Twenty-seven-year-old Dan Fiorentino grew up in West Hartford and graduated from Hall High School, just like both of his parents. He has a job, a supportive family and a passion for the Boston Red Sox. But because he has Down Syndrome, there’s no telling when he’ll be able to live on his own.
Whether he lands in a group home or his own supervised apartment depends on the waiting list of about 1,800 Connecticut families hoping to see a bed open in a state-supported group home or congregate living facility.
Right now, Fiorentino’s life is well organized, with plenty of parental support. A part-time job in a dermatologist’s office keeps him busy three mornings a week. One of his parents drives him there and picks him up.
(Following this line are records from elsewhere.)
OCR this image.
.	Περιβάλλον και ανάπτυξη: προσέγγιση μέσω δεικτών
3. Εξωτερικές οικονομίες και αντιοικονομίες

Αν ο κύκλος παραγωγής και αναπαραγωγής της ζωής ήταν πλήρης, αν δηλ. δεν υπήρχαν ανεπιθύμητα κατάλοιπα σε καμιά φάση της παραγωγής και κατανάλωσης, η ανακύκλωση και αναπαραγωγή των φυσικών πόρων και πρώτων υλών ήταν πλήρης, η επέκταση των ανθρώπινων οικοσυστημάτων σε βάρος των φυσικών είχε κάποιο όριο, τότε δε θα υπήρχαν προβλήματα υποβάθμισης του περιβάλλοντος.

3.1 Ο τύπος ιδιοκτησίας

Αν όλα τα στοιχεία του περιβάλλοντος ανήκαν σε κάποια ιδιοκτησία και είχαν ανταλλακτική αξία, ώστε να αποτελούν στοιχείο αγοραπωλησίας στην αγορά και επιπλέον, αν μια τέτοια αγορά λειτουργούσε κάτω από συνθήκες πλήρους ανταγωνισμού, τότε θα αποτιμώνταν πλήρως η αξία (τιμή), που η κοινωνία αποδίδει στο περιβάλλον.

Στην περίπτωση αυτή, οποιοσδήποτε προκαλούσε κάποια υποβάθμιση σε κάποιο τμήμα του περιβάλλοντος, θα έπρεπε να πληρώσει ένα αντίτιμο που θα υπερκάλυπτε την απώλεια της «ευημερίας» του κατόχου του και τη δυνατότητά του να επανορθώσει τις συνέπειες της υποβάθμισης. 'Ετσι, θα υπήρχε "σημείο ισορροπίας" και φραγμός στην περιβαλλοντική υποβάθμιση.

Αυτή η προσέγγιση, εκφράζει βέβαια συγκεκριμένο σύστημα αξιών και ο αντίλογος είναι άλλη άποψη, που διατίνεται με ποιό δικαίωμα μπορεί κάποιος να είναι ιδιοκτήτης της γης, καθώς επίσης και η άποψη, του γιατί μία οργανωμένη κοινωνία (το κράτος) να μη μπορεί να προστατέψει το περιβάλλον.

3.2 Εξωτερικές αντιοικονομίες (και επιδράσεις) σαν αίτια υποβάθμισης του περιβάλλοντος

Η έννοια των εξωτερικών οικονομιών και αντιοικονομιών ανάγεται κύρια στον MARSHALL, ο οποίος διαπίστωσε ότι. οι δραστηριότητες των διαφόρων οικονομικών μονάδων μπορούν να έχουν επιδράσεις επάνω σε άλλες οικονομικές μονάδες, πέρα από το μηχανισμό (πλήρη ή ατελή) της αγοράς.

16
There are art classes and workout sessions at a gym in Hartford with his father that keep him occupied, busy and productive.
For a developmentally disabled person, Fiorentino is “high-functioning.” He talks in brief sentences, responds to questions, plays Password, and can use a computer to vote for his favorite Major League All-Star.
He has successfully learned his job as a sort of escort for medical patients, dermatologist Dr. Jennifer Pennoyer said. She found that building an electronic system of medical records placed more demands on her clerical staff, so she hired Fiorentino to usher patients into the examining rooms. He positions the “flag” markers indicating to the doctor and physician’s assistants which patients are ready to be seen. He cleans up discarded gowns and magazines after a patient leaves.
Pennoyer said Fiorentino got intensive training by job coaches provided by a nonprofit agency, and has fit in well to the office routine. In many ways, he’s a model employee. When something goes wrong and he has to make a correction, Pennoyer said, “he doesn’t get upset, he just redirects and tries harder.”
Taking advantage of a 2014 federal law, Fiorentino’s parents Tom Fiorentino and Shelagh McClure helped Fiorentino set up a tax-advantaged savings account for his earnings. Framed examples of his paintings hang throughout the family home on a quiet street just off Mountain Road.
Tom Fiorentino is a retired attorney who serves as president of the board of The Arc Connecticut, the state’s leading advocacy organization for those with intellectual and developmental disabilities. He knows his son is thriving, but many like him are not. He has little patience for the way Connecticut spends its social services resources.
That begins with the costly maintenance of Southbury Training School, an institution built in the 1930s that the state began phasing out in the mid-1980s. Now only 200 residents remain in a facility that once housed thousands. Three years ago, the General Assembly ordered closure plans drawn up for Southbury and the remaining regional centers run by the Department of Developmental Disabilities. Due at the end of 2016, it has not been completed.
‘Wed to the past’
“By now, 15 U.S. states have no institutions,” Fiorentino said. “But Connecticut is wed firmly to the past. It’s more than inertia: I think there are constituencies out there” pressing to keep open the outmoded training school.
Tom Fiorentino acknowledged that relatives of the aging residents of Southbury understandably worry about seeing their loved ones forced to leave a familiar setting where they’ve lived for decades. But he says Southbury along with the smaller, regional residential centers, are just cost-prohibitive.
“The states that have done away with institutions have figured out a way to keep those people safe outside institutions,” he said.
It’s been a decade now, he noted, since the state Department of Developmental Services declared that funding for virtually all residential placements would be reserved to emergency cases. Those are instances where the last family caregiver for an intellectually disabled person either dies or becomes permanently incapacitated.
That’s the situation he and his family may someday face, he said, along with so many others. It’s vexing, he said, that approaches that make better use of scarce social services dollars are only slowly being adopted. These include “shared living” arrangements that pair developmentally disabled clients with roommates who are not disabled. Another promising tactic involves using digital monitoring technology that allows mentally disabled people to live more independently – without costly 24/7 staff supervision.
At a time when $12 an hour is the typical wage of direct-care staff at private nonprofit organizations offering programs for the developmentally disabled, Tom Fiorentino has trouble understanding how DDS can justify paying employees with similar duties upwards of $50,000 a year. Staffing just the fire department at Southbury Training School costs the state more than half a million dollars in overtime alone, he said.
With no end to the budget cuts in sight, it’s hard not to lose hope, Fiorentino said. “There are better ways where we could serve more people within the available appropriations,” he said. “We need to realize that the way we’ve been doing things is not sustainable, and our job is to show what that change looks like, what we could be doing.”